Supernova progenitors – these stars capable of becoming supernovae – are extremely massive, at least 8 to 12 times the mass of our Sun. When a star this big runs out of fuel, its core collapses. In a fraction of a second, material falls inward to creating an extremely dense neutron star or even a black hole. This process releases an enormous amount of energy, which we see as a supernova.

If a star has even more mass, beyond 140 times the mass of the Sun, it explodes completely and nothing remains at all. If these other stars can detonate like this, is it possible for our Sun to explode?

Could there be some chain reaction we could set off, some exotic element a rare comet could introduce on impact, or a science fiction doomsday ray we could fire up to make the Sun explode?

Nope, quite simply, it just doesn’t have enough mass. The only way this could ever happen is if it was much, much more massive, bringing it to that lower supernovae limit.

In other words, you would need to crash an equally massive star into our Sun. And then do it again, and again.. and again… another half dozen more times. Then, and only then would you have an object massive enough to detonate as a supernova.

We don’t have to worry about our sun exploding into a supernova.

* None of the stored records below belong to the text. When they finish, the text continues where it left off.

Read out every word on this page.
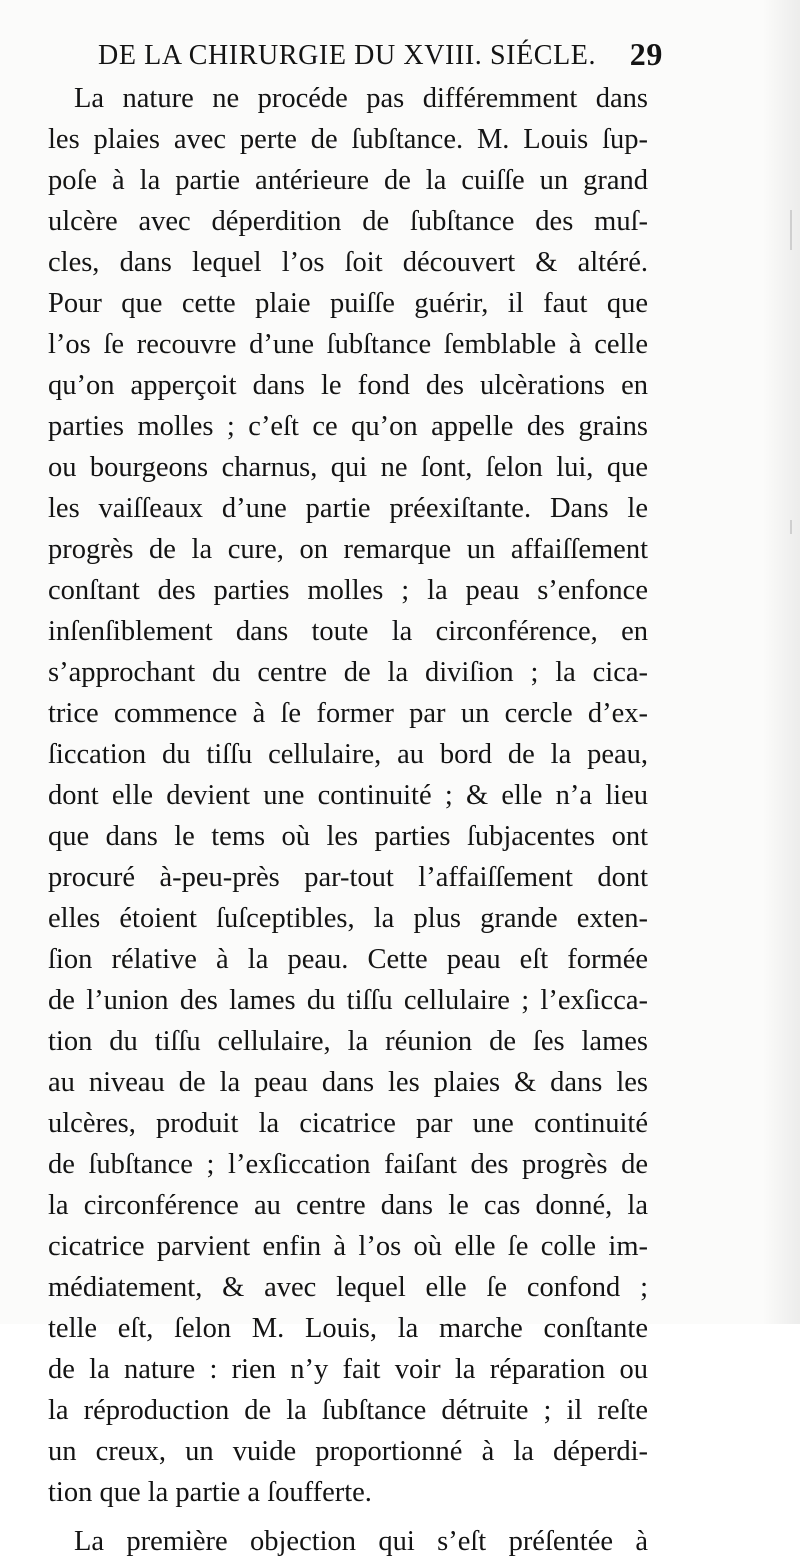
DE LA CHIRURGIE DU XVIII. SIÉCLE. 29
La nature ne procéde pas différemment dans
les plaies avec perte de ſubſtance. M. Louis ſup-
poſe à la partie antérieure de la cuiſſe un grand
ulcère avec déperdition de ſubſtance des muſ-
cles, dans lequel l’os ſoit découvert & altéré.
Pour que cette plaie puiſſe guérir, il faut que
l’os ſe recouvre d’une ſubſtance ſemblable à celle
qu’on apperçoit dans le fond des ulcèrations en
parties molles ; c’eſt ce qu’on appelle des grains
ou bourgeons charnus, qui ne ſont, ſelon lui, que
les vaiſſeaux d’une partie préexiſtante. Dans le
progrès de la cure, on remarque un affaiſſement
conſtant des parties molles ; la peau s’enfonce
inſenſiblement dans toute la circonférence, en
s’approchant du centre de la diviſion ; la cica-
trice commence à ſe former par un cercle d’ex-
ſiccation du tiſſu cellulaire, au bord de la peau,
dont elle devient une continuité ; & elle n’a lieu
que dans le tems où les parties ſubjacentes ont
procuré à-peu-près par-tout l’affaiſſement dont
elles étoient ſuſceptibles, la plus grande exten-
ſion rélative à la peau. Cette peau eſt formée
de l’union des lames du tiſſu cellulaire ; l’exſicca-
tion du tiſſu cellulaire, la réunion de ſes lames
au niveau de la peau dans les plaies & dans les
ulcères, produit la cicatrice par une continuité
de ſubſtance ; l’exſiccation faiſant des progrès de
la circonférence au centre dans le cas donné, la
cicatrice parvient enfin à l’os où elle ſe colle im-
médiatement, & avec lequel elle ſe confond ;
telle eſt, ſelon M. Louis, la marche conſtante
de la nature : rien n’y fait voir la réparation ou
la réproduction de la ſubſtance détruite ; il reſte
un creux, un vuide proportionné à la déperdi-
tion que la partie a ſoufferte.
La première objection qui s’eſt préſentée à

Now, I’m sure you’re all resting easy knowing that solar detonation is near the bottom of the planetary annihilation list. I’ve got even better news. Not only will this never happen to the Sun, but there are no large stars close enough to cause us any damage if they did explode.
A supernova would need to go off within a distance of 100 light-years to irradiate our planet.

According to Dr. Phil Plait from Bad Astronomy, the closest star that could detonate as a supernova is the 10 solar mass Spica, at a distance of 260 light-years. No where near close enough to cause us any danger.

So don’t worry about our Sun exploding or another nearby star going supernova and wiping us out. You can put your feet up and relax, as it’s just not going to happen.

Fraser Cain

Fraser Cain is the publisher of Universe Today. He's also the co-host of Astronomy Cast with Dr. Pamela Gay.

View Comments

  • Doesn't it work the same as nucluer powerplants. As soon you run out of coolant, you get a runaway process? With Hydrogen being both fuel and coolant

    • its been in a "runaway" chain reaction for about 6 billion years so far. There is no coolant.

      • I disagree on the "no coolant". Things go poof without proper cooling. Even if its in the form of heating something else.

        • well, I guess if you consider the release of the energy from Hydrogen fusion in the core of the Sun as a coolant then yes, it is cooled.

        • There are no walls around the sun to keep the eat in. so it radiates away. In addition when the heat increased then the Sun gets blown up making it less dense and the fusion decreases. You have the equilibrium where gravity forces the fusion and the heat expanding the sun decreasing the fusion.